Campylobacter cases on the rise in Europe
The bacteria, found mainly in raw poultry meat, has been “the most reported zoonotic infection in humans since 2005”, EFSA added in its annual report on zoonoses and food-borne outbreaks.
The Authority said the European Commission was currently reviewing the cost and benefits of implementing the control measures EFSA published in April 2011, with the possibility of creating science-based legislation. EFSA expert Frank Boelaert told GlobalMeatNews: “We are the ones who provide the scientific advice and possible reduction measures. We made recommendations to reduce campylobacter risk from farm to carcase level.
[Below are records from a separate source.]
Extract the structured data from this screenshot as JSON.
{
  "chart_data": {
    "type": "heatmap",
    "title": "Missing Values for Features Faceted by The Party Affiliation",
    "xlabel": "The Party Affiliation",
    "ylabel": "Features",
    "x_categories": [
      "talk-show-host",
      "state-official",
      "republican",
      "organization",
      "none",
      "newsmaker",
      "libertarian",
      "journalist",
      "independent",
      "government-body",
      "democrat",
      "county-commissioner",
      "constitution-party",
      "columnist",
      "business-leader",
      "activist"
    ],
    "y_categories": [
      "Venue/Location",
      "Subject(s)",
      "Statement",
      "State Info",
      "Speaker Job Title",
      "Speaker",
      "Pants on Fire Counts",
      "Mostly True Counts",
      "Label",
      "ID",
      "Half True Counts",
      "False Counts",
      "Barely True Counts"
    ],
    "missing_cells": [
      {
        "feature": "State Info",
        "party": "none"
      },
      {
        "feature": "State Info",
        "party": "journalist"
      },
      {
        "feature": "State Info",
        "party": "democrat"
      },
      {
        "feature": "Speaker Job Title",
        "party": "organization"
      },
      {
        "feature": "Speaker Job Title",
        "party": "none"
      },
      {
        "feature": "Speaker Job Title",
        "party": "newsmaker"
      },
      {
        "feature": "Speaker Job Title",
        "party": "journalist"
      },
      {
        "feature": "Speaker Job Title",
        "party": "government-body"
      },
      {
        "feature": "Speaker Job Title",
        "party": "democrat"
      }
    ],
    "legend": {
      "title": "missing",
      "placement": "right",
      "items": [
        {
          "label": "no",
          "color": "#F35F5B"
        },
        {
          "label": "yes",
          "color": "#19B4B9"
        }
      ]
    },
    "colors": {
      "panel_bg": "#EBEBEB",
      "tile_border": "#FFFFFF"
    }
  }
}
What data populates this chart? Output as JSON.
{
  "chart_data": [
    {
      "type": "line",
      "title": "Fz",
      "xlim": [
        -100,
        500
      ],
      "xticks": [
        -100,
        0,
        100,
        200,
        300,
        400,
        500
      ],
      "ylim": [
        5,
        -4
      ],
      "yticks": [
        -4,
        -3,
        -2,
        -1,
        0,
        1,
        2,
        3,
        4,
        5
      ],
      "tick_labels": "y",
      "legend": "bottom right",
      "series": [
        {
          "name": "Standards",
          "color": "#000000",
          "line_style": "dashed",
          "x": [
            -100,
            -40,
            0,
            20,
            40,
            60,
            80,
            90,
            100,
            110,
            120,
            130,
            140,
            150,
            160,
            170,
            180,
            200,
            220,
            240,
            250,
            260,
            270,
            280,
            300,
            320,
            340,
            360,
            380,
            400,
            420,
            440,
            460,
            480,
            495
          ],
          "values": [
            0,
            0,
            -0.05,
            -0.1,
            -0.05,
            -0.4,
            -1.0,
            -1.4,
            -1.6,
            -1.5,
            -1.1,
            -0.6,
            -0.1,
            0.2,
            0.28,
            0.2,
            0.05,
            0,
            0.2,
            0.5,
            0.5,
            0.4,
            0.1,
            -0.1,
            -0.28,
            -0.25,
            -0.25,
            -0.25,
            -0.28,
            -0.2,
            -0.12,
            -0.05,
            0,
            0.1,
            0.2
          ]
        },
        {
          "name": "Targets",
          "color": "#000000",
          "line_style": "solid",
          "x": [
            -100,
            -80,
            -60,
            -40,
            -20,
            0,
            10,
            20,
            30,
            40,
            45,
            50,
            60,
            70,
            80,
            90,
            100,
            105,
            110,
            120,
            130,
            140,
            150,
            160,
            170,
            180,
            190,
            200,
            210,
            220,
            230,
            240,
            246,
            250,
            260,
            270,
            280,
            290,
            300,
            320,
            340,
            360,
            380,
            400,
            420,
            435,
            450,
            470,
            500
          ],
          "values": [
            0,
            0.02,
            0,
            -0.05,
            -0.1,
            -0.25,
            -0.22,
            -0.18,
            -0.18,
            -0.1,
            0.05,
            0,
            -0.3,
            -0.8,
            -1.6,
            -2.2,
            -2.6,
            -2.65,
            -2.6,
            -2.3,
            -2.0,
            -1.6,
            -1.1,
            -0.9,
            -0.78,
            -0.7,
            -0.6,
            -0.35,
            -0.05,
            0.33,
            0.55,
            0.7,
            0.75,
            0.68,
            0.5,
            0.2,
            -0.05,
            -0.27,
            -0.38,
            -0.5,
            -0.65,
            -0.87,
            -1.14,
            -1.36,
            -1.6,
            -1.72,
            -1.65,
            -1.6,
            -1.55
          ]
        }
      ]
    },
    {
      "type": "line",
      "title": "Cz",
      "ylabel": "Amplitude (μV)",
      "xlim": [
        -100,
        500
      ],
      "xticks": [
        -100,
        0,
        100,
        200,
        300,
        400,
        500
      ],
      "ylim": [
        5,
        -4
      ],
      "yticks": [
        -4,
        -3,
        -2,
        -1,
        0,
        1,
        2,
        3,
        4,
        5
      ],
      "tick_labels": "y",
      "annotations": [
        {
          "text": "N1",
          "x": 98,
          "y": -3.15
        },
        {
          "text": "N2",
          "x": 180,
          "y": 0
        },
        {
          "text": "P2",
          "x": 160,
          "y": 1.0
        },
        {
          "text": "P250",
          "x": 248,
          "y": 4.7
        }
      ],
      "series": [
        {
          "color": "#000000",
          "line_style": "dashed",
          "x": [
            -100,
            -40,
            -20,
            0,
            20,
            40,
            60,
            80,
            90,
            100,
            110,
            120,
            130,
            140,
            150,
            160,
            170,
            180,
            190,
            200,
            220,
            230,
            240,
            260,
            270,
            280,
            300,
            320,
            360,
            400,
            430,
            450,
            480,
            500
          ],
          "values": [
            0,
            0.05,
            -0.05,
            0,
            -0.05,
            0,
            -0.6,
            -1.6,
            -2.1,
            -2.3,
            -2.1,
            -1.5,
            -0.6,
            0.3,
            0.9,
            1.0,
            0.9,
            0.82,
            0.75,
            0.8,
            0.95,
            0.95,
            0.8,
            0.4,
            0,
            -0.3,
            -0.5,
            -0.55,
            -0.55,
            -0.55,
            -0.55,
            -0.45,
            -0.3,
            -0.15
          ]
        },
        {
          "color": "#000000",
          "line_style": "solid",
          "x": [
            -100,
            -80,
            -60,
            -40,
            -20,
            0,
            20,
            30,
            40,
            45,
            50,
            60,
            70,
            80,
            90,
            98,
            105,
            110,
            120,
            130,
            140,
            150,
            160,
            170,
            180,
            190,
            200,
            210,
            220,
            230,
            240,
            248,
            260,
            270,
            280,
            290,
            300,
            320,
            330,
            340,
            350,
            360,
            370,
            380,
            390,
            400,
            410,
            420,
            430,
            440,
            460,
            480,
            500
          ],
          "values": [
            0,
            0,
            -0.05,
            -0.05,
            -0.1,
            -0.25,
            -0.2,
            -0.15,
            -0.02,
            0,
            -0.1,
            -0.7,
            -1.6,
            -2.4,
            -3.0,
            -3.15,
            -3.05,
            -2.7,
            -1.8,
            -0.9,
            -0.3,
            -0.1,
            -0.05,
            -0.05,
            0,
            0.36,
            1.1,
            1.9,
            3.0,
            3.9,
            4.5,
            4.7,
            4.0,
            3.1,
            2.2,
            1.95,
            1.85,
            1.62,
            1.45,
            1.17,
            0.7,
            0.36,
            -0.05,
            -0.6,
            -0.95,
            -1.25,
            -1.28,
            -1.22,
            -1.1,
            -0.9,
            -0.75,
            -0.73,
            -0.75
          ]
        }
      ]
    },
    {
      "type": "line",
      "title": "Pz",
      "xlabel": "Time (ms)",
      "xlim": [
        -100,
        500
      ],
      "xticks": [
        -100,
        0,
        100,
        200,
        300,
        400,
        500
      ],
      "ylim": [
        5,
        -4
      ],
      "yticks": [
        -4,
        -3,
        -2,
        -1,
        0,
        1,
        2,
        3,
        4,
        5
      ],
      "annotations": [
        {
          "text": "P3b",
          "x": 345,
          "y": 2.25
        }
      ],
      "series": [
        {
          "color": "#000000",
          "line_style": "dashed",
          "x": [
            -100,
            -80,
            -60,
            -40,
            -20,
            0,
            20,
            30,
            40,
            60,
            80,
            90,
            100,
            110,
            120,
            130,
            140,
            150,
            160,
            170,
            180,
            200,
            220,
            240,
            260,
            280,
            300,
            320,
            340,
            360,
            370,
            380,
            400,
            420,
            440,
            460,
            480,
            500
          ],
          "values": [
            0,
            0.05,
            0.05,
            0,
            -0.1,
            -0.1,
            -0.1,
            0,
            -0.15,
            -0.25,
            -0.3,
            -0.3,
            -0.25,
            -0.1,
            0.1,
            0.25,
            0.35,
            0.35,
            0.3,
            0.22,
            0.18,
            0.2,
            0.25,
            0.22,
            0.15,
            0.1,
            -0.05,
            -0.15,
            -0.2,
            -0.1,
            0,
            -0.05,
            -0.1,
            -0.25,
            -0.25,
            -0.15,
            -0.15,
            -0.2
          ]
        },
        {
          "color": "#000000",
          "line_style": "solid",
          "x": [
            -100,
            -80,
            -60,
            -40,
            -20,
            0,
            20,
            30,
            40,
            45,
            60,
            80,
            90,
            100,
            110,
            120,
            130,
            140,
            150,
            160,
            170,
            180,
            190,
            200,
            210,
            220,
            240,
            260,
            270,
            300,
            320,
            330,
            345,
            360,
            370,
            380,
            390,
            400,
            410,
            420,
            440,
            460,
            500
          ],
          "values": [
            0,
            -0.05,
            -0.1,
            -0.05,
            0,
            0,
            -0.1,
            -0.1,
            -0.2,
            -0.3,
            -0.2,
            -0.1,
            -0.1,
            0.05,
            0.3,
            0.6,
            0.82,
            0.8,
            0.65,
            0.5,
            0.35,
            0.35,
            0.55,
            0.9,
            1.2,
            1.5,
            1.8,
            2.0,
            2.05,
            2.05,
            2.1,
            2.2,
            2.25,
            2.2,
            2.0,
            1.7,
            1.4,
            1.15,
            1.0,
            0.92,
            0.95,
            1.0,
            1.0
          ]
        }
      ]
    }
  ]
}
Based on that, the European Commission can start working on possible legislation.”
Guidelines included using fly screens on farms, reducing the age at which chickens are sent to slaughter and cooking, and irradiating or freezing the meat to reduce the risk by 50% to 90%.
Progress in salmonella prevention
The report hailed the progress made in salmonella prevention, as cases dropped by 9%, marking a decrease for the sixth consecutive year. “The positive progress in the reduction of salmonella cases in humans and poultry is continuing and the majority of member states met the targets set for the reduction of salmonella in different poultry flocks in 2010,” said Claudia Heppner, EFSA’s acting director of risk assessment and scientific assistance.
Boelaert pointed out that salmonella was the only zoonotic disease for which all member states used the same reporting system, allowing for more accurate statistics.
Among the other diseases observed in the report, E.coli cases, which have been increasing since 2008, reached 4,000 in 2010, while trichinella dropped by 70% and listeria showed a slight decrease to 1,601 cases. EFSA is planning to analyse the results of an EU-wide baseline survey on listeria in smoked fish, heat-treated meat products and soft and semi-soft cheeses to understand the factors contributing to its prevalence in these “high-risk” foods.
The EU recorded 5,262 food-borne outbreaks, which caused 25 deaths and affected over 43,000 people, in 2010. The majority of infections came from eggs and egg products, followed by vegetables, while about one in five cases were linked to meat. Boelaert added: “Meat is far behind eggs and vegetables, and the percentage of food-borne diseases found in meat is stable worldwide.”